In 1900, Borisov organized his third and last Arctic expedition, during which he spent a winter in Novaya Zemlya and investigated the eastern coast of the islands. In particular, he made a topographic map of Novaya Zemlya, performed meteorogical observation, and collected samples of minerals, plants and animals. In 1901 he returned to mainland Russia. The paintings by Borisov created during the expedition have been exhibited in Saint-Petersburg between 1900 and 1905. The artist also travelled to Europe (Austria, Germany, France, and Great Britain) with his exhibitions, and in 1908 he travelled to the US.
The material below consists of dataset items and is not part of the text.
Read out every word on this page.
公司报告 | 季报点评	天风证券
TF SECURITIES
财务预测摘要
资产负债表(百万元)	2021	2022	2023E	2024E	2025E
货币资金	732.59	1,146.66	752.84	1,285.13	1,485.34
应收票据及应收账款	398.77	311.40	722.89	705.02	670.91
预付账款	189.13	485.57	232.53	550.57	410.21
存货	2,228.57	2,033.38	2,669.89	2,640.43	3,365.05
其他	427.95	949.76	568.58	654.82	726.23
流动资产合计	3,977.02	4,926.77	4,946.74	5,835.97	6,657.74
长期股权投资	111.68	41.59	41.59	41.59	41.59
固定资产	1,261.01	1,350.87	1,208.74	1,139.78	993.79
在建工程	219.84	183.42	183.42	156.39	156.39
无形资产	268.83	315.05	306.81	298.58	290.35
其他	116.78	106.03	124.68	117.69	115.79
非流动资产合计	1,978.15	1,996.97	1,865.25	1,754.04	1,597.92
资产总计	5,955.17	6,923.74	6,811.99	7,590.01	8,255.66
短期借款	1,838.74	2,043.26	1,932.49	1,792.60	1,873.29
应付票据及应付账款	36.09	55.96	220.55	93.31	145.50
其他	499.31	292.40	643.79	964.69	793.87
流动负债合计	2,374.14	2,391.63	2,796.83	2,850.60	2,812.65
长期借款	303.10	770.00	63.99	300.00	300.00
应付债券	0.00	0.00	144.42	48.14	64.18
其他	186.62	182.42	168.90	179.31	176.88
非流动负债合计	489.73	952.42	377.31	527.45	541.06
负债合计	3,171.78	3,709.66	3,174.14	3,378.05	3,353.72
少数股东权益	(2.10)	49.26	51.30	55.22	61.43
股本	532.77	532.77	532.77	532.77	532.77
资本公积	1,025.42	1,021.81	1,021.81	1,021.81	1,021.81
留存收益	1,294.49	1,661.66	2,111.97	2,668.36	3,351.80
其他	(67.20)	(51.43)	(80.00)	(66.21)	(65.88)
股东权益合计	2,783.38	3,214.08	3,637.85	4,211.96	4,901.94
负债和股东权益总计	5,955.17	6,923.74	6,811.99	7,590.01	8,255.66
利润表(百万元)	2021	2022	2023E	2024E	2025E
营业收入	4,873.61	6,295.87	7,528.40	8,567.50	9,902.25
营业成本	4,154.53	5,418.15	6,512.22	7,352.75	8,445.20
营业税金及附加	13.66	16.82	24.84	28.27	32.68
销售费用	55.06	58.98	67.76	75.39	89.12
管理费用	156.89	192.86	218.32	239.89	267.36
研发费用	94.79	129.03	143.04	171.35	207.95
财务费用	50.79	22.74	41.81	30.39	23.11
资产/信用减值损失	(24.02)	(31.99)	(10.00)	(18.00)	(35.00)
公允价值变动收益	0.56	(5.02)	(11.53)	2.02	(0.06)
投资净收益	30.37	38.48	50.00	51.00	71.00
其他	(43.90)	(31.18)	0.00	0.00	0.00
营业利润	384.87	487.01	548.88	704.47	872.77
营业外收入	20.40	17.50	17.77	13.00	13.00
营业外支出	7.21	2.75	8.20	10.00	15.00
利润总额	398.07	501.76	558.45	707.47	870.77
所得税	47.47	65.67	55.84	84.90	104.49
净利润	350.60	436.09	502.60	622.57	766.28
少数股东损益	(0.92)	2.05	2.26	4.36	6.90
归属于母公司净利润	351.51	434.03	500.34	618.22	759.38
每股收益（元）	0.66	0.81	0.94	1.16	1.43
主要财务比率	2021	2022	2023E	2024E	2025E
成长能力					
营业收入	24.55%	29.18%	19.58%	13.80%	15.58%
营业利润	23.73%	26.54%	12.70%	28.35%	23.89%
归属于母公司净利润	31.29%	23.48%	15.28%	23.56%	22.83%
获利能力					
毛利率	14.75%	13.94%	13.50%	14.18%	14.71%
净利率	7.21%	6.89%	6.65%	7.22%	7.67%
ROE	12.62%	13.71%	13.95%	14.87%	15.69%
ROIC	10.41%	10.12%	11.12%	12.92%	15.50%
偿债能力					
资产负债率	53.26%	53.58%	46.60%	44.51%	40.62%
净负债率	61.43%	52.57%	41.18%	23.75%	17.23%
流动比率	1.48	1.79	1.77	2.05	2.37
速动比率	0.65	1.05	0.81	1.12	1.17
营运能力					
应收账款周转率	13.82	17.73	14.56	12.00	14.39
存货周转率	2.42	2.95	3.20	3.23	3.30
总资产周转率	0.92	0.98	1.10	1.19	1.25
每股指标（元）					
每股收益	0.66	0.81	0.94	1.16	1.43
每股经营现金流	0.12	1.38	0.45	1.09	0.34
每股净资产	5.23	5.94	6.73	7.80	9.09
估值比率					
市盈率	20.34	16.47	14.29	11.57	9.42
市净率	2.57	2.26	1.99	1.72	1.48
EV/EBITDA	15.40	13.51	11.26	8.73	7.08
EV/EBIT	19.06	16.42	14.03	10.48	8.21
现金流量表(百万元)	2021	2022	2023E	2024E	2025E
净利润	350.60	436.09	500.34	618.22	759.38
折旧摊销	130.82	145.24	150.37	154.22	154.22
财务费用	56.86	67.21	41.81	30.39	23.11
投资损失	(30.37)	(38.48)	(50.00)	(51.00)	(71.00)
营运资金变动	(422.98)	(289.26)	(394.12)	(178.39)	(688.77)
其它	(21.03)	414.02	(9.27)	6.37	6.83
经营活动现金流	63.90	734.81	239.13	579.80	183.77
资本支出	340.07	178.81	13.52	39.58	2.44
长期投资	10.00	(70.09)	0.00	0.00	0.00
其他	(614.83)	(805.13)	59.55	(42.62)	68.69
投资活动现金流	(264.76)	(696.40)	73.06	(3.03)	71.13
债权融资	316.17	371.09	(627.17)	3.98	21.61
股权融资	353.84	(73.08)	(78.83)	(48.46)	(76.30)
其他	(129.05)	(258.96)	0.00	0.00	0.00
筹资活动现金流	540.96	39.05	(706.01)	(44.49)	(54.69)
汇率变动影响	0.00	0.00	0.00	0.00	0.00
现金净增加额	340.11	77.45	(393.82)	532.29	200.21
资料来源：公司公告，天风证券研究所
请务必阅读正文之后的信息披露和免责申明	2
In 1909, Borisov bought a house in the village of Gorodishchenskaya, close to Krasnoborsk. He spent most of his time in the house until his death in 1934. In 1910s, Borisov produced a series of landscapes of areas close to the Northern Dvina. These paintings were shown at his personal exhibition in Saint-Petersburg in 1914 and were generally praised by the art critics. In 1900s and 1910s he published several books which included his accounts on the Arctic travels and his ideas on building the economy of the Russian North, including “At the Samoyed. From Pineda to the Kara Sea.” Borisov was a proponent of the construction of a railway which would link all-year harbors of the Kola Peninsula with the banks of Ob River, and he self-funded a research expedition which took place in 1915 and 1916. (The railroad was built much later and was not based on Borisov's expedition results).

Borisov died in 1934 in his house in Gorodishchenskaya.

A peninsula in the east coast of the Severny Island of Novaya Zemlya is called Borisov Peninsula. Streets in Arkhangelsk, Veliky Ustyug, and Krasnoborsk, and the Arctic Museum in Arkhangelsk have been named after him.